Of course it probably helps if your old man was a naval architect – and Isabelle’s father designed Jeanneaus’ Gin Fizz – but it seemed to me that the key ingredient in this dinghy building project were self reliance and clear thinking. Cruising yotties are famed for their independent spirit and ability to get by, but Isabelle possesses self-reliance in fabulous abundance. We gather that Origami was found, on her launch, to be too flexible, but I have absolutely no doubt that her designer will have fixed that problem by now.
As for clear-thinking: during the three weeks of the building project, Isabelle was fasting – she consumed nothing but strained fruit-juice and water – and yet when she took us to see her baby, she still managed to stride up the hill to the workshop ahead of the rest of us. She reckons that her thinking was much sharper during this self-imposed period of ‘detox’. All in all, I find this lady quite awesome!

Too much talk and not enough pics?
Okay, here’s a nice one of a kitten.

Fish has travelled with us all the way from Puerto Natales and is now almost one year old. He seems to like the lifestyle. Even now that we’re alongside, he seldom goes off the boat. His passion is climbing, and ever since the day that he saw Nick sitting in the spreaders he’s been trying to get up there.
Mind you, if he could shinny up the pole, he might get more than he bargained for.

You know those owls that people put on the top of their mast to keep the seagulls away? Well, around here we have vultures to do the job!

4 Comments

  1. HI TO NICK AND FAMILY,
    BETWEEN YOU, YOU HAVE DONE MORE THAN MOST PEOPLE CAN EVEN DREAM ABOUT! I STILL HAVE MY MOTORBOAT “MARCOISE” IN TORREVIEJA BUT AM TRYING TO SELL IT, NOBODY HAS ANY MONEY ANYMORE. THANKS FOR ALL THE ARTICALS OF YOUR ADVENTURES

    HOPE WE CAN ALL MEET UP ONE DAY, ALL THE BEST. MIKE HAYWOOD.
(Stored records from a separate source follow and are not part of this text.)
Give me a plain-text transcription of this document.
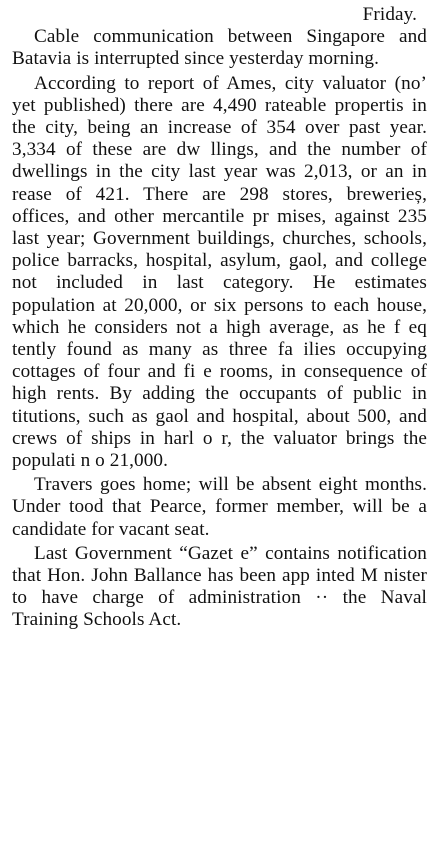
Friday.

Cable communication between Singapore and Batavia is interrupted since yesterday morning.

According to report of Ames, city valuator (no’ yet published) there are 4,490 rateable propertis in the city, being an increase of 354 over past year. 3,334 of these are dw llings, and the number of dwellings in the city last year was 2,013, or an in rease of 421. There are 298 stores, brewerieș, offices, and other mercantile pr mises, against 235 last year; Government buildings, churches, schools, police barracks, hospital, asylum, gaol, and college not included in last category. He estimates population at 20,000, or six persons to each house, which he considers not a high average, as he f eq tently found as many as three fa ilies occupying cottages of four and fi e rooms, in consequence of high rents. By adding the occupants of public in titutions, such as gaol and hospital, about 500, and crews of ships in harl o r, the valuator brings the populati n o 21,000.

Travers goes home; will be absent eight months. Under tood that Pearce, former member, will be a candidate for vacant seat.

Last Government “Gazet e” contains notification that Hon. John Ballance has been app inted M nister to have charge of administration ·· the Naval Training Schools Act.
  2. That homemade dingy kind of looks like my porta-bote!

    Can you do a post on how you layer up and what you use for base layers etc?

    1. Skol’s dinghy? It’s made from sheets of plastic which they scored, with a router, so that they could be folded.

      1. Sorry, by ‘layer up’ I mean what clothing you wear. I have trouble keeping warm sailing here in the PNW in winter!